Despite US clearance, no chip shipments have taken place as of mid-May 2026, with transactions reportedly stalled due to stronger internal Chinese restrictions that have prompted firms to suspend purchases [1, 2, 3, 4, 6, 7]. Lenovo and Foxconn hold special distributor roles, with Lenovo publicly confirmed as an authorized reseller in China [1, 5, 6, 7].
Nvidia CEO Jensen Huang joined US President Donald Trump's China delegation on short notice in mid-May 2026 in an effort to resolve the deadlock and promote chip sales to China [1, 2, 3, 4, 6, 7]. Huang said, "It's important to be mindful that what harms China could oftentimes also harm America," and expressed hope for improved US-China relations based on the presidents' personal rapport [7, 1]. Trump urged to "Open up China so that these brilliant people can work their magic" [7].
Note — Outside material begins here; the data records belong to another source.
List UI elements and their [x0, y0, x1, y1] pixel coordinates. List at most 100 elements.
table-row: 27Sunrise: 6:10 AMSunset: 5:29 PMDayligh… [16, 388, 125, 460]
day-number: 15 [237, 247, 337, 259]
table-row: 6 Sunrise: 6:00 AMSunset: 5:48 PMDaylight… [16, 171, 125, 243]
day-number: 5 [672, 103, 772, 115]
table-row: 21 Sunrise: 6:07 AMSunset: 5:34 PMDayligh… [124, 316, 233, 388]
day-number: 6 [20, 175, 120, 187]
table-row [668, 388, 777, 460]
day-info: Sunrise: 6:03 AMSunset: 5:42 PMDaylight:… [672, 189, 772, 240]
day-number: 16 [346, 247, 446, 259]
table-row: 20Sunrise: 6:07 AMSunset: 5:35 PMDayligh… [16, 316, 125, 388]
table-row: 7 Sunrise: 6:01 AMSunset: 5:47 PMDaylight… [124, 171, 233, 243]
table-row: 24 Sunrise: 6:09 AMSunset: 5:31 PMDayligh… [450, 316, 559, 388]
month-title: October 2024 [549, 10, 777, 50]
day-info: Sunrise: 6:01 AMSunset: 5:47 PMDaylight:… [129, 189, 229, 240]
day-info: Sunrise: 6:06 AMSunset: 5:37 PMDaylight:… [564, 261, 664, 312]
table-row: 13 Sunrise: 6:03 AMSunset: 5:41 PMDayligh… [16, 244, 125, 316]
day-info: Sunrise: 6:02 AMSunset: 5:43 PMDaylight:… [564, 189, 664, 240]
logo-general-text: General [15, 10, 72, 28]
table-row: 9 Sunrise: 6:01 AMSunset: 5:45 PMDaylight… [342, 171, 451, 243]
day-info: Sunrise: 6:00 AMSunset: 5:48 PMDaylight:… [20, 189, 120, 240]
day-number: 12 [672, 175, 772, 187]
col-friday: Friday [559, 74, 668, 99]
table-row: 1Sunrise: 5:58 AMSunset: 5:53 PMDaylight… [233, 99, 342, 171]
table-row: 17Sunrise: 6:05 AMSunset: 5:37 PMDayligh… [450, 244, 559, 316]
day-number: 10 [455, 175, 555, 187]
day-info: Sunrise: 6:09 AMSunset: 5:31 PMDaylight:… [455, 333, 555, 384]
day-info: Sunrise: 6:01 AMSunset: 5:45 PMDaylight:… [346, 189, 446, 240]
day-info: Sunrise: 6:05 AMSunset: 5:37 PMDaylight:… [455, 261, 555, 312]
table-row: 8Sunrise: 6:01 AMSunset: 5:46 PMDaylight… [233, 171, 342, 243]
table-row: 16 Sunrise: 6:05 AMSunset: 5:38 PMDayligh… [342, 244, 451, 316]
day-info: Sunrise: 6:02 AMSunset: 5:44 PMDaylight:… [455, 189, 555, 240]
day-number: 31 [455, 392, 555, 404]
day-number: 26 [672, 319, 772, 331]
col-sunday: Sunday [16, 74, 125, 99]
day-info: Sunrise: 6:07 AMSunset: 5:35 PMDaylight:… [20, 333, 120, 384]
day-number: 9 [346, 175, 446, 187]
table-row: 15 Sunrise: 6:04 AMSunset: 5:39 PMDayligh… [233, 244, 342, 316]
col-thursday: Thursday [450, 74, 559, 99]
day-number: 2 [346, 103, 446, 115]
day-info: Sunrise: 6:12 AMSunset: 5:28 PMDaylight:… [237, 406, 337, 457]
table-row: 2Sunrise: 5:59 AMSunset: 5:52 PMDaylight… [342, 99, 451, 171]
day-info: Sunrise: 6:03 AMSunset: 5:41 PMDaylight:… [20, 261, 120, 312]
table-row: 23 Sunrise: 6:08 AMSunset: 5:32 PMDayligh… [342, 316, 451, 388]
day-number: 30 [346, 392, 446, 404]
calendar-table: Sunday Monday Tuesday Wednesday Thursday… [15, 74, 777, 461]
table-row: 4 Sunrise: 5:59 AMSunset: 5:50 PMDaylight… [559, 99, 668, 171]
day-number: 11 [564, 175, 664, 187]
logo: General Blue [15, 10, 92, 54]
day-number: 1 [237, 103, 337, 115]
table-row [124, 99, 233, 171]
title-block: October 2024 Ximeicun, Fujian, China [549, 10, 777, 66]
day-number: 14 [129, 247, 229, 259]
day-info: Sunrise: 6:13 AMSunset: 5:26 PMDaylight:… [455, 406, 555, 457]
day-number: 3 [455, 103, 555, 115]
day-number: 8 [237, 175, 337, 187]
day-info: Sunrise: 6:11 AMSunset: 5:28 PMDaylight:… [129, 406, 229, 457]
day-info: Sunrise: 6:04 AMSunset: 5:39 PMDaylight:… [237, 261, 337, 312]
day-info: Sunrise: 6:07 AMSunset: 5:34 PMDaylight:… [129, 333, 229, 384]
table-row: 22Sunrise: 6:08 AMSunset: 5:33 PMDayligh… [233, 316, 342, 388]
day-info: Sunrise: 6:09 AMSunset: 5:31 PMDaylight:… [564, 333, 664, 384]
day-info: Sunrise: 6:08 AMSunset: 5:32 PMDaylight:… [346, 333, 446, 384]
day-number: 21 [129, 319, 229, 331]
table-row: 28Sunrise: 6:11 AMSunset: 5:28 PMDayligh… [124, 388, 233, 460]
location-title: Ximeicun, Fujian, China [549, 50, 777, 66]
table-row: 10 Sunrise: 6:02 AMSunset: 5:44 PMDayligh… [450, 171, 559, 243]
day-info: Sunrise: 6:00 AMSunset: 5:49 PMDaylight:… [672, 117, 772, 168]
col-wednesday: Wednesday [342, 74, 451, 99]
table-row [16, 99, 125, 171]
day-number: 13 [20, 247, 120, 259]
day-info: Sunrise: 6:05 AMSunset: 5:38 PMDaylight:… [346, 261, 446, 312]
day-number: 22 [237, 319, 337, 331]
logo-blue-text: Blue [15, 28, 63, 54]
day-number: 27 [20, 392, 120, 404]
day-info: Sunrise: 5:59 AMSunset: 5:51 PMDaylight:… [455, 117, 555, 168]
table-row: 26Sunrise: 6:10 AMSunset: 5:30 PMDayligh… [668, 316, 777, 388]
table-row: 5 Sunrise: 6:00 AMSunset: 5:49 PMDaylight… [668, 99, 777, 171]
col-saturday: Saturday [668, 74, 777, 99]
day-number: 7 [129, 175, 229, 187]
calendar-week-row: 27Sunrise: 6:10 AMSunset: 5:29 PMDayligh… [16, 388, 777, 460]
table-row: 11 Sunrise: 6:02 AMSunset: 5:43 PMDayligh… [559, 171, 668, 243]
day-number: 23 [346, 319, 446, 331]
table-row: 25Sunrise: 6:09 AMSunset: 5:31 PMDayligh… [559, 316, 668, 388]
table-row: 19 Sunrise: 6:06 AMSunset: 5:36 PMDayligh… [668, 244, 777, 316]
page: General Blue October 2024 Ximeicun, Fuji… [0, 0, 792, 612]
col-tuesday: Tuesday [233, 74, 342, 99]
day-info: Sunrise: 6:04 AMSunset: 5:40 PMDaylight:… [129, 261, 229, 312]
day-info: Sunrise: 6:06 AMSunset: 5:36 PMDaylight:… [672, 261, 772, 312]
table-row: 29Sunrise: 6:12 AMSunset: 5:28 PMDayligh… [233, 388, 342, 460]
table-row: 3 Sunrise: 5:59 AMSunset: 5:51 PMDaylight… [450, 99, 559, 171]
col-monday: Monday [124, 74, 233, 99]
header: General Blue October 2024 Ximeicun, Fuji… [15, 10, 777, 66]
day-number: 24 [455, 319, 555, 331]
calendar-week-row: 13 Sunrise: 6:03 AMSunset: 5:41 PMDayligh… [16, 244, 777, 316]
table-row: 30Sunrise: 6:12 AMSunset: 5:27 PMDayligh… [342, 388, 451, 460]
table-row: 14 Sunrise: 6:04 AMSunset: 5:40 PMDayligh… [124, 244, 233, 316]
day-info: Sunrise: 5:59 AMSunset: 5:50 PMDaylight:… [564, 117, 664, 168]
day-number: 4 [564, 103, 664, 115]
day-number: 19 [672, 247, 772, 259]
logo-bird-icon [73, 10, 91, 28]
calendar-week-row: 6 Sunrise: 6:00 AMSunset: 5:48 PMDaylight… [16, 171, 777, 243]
Before US export restrictions tightened, Nvidia controlled roughly 95% of the market for advanced AI chips in China, with China accounting for around 13% of Nvidia's revenue [1, 4, 6]. However, new US export rules require all H200 chip shipments to transit US territory, raising concerns in China over potential tampering or embedded vulnerabilities [2, 4].
Nvidia projects AI-related revenue from China may reach $50 billion in 2026 [1, 4, 6]. The US government requires Nvidia to pay 25% of revenue from H200 sales in China back to the US [2, 5].
Meanwhile, Nvidia's share price soared 20% over a week to about $235 by May 14 before slipping to $225.32 on May 15 amid sustained analyst optimism about the company's growth prospects and forecasted record $190 billion profit for 2026 [8, 9, 10, 11, 12].
The US formally allowed Nvidia to sell H200 chips to Chinese firms with restrictions on January 13, 2026, with China reportedly approving imports by March 2026 [2, 7]. The next critical development could come from diplomatic talks or adjustments to Chinese internal policies influencing chip sales.